5) Very few scientists are Philistines and very few artists are Luddites – even my nasty PhD supervisor collected art deco pottery. As technology marches on the distance between art and science decreases. We create for each other. Computer programmers designing photo editing software. I rest my case.

I’m not anti-psychiatry. I’m a big fan. I’m not against the investigations and studies but they have to be done properly. posthumous diagnosis and viewing artists and scientists as opposites is silly. Art and science have a great deal in common. I wouldn’t want to be without either.

Comments on: "Creativity and mental illness (rant)" (2)

  1. I agree with your findings. 🙂

    And I think that guy and my manager of the moment must have hatched from the same egg.

    Congrats on surviving him. Not many people could.


  2. I’m always amazed that I survived. When I look back it’s incredible. I wrote up 2/3 my thesis while pregnant, I finished writing up whilst caring for a baby who never slept for longer than 50 minutes and who screamed constantly. I submitted my thesis a few days after moving house and had my viva a week after burying my father. Oh, I got divorced from my first husband while I was writing up as well. He resented me doing a PhD because he had failed his first degree (he partied too hard) and was working as a lab technician. His mother used to send me letters listing all my faults and suggesting I do a secretarial course instead of a PhD to make her son feel better. That wasn’t at all stressful!

    At the time I believed my supervisor. I believed I was crap but I was stubborn and refused to fail. I needed to prove I was good enough. Now I look back and I’m very impressed with myself.

    My second (and present) husband was a rock too.

    Good luck with your manager. I’d suggest a few trips to Human Resources. I never did that, there wasn’t an HR dept as such back then.
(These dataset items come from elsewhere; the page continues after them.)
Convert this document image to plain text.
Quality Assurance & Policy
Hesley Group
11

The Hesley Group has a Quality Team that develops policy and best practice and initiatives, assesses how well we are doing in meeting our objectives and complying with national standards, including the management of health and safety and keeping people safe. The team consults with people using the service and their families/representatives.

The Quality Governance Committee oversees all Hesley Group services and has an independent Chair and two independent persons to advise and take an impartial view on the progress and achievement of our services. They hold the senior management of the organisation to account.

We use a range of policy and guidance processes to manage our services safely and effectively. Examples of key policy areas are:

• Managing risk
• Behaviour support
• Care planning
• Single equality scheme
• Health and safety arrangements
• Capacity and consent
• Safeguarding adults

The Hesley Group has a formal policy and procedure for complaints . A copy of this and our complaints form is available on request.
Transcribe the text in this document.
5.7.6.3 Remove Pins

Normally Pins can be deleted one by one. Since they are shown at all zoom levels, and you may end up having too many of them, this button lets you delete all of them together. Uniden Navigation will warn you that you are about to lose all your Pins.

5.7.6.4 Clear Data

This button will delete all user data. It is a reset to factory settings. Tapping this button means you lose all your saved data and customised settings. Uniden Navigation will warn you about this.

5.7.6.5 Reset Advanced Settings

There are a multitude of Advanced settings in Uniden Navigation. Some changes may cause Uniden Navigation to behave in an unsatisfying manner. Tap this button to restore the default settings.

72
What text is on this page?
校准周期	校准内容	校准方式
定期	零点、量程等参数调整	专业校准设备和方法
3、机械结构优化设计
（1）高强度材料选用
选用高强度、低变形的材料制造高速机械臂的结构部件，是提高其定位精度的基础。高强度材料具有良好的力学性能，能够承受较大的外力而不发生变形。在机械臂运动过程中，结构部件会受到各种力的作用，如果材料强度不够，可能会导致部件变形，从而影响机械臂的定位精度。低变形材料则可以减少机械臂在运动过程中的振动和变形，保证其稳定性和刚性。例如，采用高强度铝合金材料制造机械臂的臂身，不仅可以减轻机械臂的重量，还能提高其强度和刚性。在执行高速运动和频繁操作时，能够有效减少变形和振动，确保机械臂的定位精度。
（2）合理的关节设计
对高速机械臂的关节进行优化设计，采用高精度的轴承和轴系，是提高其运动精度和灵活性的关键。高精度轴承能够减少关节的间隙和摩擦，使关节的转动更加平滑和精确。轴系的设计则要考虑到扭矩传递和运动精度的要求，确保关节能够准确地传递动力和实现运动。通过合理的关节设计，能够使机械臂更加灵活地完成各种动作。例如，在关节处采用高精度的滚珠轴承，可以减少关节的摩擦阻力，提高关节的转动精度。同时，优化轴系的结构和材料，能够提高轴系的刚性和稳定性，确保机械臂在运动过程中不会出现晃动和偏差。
Nowhere to turn. Keep a written record of everything he does that is inappropriate. Times, dates, who was present. You can install audio recording devices on smart phones too if it becomes necessary. You’ll feel like an inadequate moron at times but protecting yourself is important. You shouldn’t be put in a situation where you have to do it.

    He’ll probably claim it was all just a joke and you have a poor sense of humour as bullies always do. It’s victim blaming. Good manners cost nothing.